To analyze whether inhibition of NOX4 expression/function impacts TGF-β1-induced p38 MAPK activation, we performed phospho-immunoblotting with antibodies associated with p38 MAPK activation (Thr180/Tyr182). As shown in Fig. 5, transient transfection of NOX4 siRNA (Fig. 5, left panel), or RAC1 siRNA as control (Fig. 5, right panel), prevented the phosphorylation of these sites by TGF-β1. However, the expression of NOX4 was not affected by transfection of RAC1 siRNA (data not shown). These data showed that TGF-β1-driven activation of p38 MAPK is dependent on functional NOX4 and RAC1 protein. In addition, it is suggested that although NOX4 appears to function independently of RAC1, both proteins cooperate to induce p38 MAPK activation in order to mediate the TGF-β1 effect on chemokinesis.
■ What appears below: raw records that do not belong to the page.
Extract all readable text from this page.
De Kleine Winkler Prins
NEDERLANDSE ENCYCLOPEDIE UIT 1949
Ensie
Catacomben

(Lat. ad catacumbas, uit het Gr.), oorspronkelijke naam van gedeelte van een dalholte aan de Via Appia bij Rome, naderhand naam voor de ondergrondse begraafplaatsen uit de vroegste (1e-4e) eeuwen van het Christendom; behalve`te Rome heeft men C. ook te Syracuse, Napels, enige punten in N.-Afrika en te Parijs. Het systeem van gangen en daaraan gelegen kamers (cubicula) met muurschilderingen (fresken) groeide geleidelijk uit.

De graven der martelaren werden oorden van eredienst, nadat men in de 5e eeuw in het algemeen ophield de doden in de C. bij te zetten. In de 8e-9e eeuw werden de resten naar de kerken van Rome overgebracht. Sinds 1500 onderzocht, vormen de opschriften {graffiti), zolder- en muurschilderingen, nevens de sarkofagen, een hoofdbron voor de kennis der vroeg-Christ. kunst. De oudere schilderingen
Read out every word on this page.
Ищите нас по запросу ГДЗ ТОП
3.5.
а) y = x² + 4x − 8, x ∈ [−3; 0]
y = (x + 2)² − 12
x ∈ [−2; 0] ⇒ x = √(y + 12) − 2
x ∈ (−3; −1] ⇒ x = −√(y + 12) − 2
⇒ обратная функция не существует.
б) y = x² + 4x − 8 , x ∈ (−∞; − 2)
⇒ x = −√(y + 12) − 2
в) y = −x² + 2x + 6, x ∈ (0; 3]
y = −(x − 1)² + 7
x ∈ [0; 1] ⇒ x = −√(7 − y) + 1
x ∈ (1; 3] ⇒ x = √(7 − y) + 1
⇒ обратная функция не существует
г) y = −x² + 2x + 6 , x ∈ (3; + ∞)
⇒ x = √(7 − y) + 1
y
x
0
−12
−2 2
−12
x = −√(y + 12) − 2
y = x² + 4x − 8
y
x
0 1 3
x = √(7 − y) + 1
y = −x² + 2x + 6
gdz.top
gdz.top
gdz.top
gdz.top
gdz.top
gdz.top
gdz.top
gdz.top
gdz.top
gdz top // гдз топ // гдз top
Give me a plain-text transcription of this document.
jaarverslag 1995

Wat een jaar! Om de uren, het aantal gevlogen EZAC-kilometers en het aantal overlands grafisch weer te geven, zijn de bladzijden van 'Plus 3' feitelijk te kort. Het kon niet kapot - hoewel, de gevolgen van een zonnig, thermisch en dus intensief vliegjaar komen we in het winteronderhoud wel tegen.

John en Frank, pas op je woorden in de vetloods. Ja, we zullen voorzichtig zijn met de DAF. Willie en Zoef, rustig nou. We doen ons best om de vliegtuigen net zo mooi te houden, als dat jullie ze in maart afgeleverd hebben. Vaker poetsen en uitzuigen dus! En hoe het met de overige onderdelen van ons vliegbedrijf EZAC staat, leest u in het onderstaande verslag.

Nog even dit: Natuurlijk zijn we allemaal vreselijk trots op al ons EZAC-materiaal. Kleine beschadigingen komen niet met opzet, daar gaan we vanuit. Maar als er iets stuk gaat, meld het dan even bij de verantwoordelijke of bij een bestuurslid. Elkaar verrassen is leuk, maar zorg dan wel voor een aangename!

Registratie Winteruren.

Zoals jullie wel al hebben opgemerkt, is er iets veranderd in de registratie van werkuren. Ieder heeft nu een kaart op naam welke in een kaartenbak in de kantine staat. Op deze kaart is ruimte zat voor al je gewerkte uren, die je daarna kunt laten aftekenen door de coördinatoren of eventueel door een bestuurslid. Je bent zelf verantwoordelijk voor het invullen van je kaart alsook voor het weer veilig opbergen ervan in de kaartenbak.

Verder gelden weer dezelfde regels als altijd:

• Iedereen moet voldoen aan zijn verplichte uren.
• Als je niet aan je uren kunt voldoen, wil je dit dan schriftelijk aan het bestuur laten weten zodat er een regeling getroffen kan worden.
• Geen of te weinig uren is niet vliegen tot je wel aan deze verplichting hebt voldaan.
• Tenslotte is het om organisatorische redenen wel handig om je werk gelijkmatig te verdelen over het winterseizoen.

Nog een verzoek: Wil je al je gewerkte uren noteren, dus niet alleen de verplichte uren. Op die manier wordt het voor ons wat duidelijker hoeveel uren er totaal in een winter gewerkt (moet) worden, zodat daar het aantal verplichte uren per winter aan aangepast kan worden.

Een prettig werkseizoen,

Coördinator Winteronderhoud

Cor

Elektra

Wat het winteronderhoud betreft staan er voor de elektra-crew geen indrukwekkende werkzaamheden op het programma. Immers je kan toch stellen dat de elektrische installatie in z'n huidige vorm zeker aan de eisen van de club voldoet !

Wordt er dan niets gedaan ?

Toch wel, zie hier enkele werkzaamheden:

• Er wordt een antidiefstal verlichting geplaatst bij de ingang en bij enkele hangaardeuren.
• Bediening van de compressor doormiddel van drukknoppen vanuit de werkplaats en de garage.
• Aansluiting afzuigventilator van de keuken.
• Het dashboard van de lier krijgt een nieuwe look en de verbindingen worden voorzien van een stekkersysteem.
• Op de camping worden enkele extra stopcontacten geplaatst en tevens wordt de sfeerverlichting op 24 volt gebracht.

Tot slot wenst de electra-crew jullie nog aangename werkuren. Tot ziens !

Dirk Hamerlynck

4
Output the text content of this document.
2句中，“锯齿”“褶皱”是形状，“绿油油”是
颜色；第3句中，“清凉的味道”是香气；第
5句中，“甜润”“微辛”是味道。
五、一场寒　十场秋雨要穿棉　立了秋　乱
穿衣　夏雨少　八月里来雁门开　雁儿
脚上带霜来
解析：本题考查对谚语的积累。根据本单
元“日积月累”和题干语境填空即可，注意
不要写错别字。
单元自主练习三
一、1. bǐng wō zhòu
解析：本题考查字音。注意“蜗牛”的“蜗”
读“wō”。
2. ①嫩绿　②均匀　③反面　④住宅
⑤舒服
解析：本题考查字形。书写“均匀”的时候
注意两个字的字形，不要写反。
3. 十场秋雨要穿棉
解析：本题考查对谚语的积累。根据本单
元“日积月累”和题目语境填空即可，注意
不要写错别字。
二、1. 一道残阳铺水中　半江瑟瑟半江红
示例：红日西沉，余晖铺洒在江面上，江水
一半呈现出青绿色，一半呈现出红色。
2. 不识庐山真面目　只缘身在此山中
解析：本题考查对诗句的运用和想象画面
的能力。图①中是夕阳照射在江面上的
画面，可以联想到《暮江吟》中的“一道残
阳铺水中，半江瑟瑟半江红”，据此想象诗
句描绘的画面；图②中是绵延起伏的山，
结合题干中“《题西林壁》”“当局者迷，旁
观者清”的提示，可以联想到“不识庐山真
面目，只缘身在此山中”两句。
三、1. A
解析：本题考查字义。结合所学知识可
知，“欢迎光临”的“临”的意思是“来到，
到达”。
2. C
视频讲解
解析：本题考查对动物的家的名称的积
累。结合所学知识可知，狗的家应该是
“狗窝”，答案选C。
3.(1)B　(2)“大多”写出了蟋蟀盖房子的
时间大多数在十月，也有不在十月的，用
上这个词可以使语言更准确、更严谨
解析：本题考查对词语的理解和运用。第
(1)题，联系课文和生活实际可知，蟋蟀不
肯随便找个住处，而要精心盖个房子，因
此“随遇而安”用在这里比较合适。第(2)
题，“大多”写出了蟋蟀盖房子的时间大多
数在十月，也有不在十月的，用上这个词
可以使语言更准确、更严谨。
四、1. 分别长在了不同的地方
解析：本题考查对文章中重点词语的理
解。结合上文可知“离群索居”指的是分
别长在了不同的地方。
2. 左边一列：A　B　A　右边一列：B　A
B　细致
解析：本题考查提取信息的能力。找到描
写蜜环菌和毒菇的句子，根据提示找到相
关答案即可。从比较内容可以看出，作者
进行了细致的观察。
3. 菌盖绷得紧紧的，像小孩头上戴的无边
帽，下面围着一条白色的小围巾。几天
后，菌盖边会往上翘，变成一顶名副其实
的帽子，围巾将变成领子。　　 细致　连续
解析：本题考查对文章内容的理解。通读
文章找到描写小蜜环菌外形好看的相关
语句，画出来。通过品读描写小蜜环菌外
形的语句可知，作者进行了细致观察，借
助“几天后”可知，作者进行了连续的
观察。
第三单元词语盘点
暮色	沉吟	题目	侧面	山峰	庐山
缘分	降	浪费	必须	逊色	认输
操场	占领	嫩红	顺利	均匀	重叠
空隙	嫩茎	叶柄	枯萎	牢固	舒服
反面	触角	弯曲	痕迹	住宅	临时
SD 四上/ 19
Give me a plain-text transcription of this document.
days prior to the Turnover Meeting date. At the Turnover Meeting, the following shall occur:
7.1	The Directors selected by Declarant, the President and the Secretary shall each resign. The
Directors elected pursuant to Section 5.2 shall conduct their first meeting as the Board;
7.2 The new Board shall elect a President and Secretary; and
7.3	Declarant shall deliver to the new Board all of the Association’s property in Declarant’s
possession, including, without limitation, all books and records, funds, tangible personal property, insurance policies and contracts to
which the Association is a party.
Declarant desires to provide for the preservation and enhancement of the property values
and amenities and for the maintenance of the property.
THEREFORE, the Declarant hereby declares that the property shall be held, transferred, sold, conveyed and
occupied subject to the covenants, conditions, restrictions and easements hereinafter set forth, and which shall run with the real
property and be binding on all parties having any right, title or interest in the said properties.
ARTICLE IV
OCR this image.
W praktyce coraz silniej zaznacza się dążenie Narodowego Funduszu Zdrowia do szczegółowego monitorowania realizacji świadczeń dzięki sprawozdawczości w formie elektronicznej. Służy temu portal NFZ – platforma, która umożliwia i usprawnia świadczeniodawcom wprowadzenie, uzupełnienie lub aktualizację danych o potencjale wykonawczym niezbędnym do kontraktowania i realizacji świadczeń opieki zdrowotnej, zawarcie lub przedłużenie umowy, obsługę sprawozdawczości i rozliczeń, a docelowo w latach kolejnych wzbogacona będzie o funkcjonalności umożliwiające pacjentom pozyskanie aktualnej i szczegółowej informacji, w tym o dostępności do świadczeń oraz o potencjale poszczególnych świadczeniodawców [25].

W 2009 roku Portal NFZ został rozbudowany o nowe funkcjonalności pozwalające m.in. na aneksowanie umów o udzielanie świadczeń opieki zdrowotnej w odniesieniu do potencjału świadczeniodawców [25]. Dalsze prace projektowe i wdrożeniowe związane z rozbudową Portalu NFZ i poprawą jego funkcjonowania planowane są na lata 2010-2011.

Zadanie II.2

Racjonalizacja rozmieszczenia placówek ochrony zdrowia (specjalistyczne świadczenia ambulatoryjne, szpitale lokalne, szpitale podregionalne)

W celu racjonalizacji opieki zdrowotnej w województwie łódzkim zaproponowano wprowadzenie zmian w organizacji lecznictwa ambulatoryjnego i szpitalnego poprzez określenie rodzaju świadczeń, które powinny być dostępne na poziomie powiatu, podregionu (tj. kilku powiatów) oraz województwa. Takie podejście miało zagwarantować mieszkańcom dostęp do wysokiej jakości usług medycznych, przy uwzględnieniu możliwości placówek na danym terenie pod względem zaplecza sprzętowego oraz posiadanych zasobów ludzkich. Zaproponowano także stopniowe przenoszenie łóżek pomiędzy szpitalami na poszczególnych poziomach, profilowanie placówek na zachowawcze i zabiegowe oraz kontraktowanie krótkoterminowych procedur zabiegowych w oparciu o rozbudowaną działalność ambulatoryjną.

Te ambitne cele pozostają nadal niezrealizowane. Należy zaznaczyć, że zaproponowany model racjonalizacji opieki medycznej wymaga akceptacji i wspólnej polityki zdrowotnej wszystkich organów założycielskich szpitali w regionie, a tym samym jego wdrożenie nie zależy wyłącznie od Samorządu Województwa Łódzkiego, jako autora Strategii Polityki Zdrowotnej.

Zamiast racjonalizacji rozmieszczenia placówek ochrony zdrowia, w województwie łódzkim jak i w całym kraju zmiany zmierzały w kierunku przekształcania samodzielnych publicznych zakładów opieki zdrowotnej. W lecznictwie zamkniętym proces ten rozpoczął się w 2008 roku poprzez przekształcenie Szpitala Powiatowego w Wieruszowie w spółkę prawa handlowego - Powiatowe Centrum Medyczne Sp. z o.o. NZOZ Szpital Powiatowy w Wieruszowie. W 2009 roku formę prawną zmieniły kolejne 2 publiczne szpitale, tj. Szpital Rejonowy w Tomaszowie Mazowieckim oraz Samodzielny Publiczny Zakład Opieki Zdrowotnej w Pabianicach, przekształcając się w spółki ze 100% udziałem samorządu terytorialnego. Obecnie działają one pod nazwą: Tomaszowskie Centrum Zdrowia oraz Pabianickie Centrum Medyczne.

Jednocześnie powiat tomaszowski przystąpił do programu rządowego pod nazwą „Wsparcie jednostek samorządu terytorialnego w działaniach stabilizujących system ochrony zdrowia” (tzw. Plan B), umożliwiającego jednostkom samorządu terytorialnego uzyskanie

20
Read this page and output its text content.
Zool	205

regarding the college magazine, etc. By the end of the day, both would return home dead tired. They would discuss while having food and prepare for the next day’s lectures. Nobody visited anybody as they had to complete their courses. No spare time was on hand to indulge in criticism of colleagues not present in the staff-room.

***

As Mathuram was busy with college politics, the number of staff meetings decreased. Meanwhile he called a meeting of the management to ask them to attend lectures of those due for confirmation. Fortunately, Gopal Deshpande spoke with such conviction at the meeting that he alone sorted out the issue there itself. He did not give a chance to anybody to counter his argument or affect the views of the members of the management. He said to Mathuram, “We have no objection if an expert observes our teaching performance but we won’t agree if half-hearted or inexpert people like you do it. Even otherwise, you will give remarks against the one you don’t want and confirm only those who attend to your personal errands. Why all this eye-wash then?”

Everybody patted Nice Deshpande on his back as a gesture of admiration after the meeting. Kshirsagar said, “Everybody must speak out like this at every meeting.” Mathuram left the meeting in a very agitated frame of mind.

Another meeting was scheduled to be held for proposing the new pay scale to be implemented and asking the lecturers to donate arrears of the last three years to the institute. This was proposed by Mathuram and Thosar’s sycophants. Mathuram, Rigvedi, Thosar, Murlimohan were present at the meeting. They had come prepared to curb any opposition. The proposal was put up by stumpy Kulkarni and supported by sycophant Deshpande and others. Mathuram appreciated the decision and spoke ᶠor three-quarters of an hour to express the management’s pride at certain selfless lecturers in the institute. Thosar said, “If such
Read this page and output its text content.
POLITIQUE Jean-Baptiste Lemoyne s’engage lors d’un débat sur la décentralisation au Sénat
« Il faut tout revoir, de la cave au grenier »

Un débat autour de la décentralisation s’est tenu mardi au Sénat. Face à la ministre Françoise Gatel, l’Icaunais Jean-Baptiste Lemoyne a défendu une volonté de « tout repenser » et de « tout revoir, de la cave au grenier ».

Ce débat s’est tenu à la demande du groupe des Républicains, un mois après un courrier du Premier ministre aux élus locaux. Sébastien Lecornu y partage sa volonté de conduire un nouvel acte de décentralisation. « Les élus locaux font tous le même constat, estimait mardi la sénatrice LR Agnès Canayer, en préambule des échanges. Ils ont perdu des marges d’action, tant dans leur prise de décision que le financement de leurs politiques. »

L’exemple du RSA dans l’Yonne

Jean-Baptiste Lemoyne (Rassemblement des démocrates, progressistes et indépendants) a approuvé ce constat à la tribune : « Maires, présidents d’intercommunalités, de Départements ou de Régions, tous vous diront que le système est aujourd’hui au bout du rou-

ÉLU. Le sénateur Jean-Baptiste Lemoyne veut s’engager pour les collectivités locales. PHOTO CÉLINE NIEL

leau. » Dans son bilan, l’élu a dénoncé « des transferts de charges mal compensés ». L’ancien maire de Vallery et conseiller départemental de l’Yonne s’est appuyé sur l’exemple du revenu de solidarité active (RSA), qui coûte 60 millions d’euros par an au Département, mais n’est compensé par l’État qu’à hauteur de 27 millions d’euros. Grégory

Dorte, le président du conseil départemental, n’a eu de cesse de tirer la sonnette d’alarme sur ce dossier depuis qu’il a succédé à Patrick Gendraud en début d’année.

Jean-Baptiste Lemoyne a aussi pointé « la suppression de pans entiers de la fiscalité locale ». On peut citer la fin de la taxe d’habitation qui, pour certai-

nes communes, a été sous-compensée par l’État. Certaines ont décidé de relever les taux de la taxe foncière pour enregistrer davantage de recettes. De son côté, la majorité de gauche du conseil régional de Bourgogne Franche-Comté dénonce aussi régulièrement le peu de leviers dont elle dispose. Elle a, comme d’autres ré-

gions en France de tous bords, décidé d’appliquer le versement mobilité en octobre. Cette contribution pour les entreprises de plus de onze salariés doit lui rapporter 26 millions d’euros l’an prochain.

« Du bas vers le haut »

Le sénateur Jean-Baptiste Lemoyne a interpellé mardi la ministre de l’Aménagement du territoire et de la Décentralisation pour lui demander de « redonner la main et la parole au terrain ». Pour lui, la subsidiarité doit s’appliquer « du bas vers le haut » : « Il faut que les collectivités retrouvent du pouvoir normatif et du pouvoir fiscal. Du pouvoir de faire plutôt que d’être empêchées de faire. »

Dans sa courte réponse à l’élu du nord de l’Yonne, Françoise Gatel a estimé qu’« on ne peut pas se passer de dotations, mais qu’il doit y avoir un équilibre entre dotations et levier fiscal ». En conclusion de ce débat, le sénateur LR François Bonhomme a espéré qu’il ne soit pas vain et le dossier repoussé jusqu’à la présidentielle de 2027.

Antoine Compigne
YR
The data to date suggest that RAC1 and NOX4 act upstream of p38 MAPK in promoting cell migration. To prove that more directly, we ascertained whether activating p38 MAPK signaling, e.g. by ectopic expression of a kinase-active mutant of MKK6 (MKK6-EE), the upstream activator of p38, overcomes the antimigratory effect of Rac1 inhibition on TGF-β1-induced chemokinesis. To this end, while RAC1-N17 potently inhibited basal and TGF-β1-driven chemokinesis in Panc1 cells, co-transfection of MKK6-EE was able to partially rescue the cells from the decline in migratory activity (Fig. 6). These data provide additional evidence for our contention that p38 MAPK acts downstream of RAC1 and NOX4 in promoting TGF-β1-dependent chemokinesis.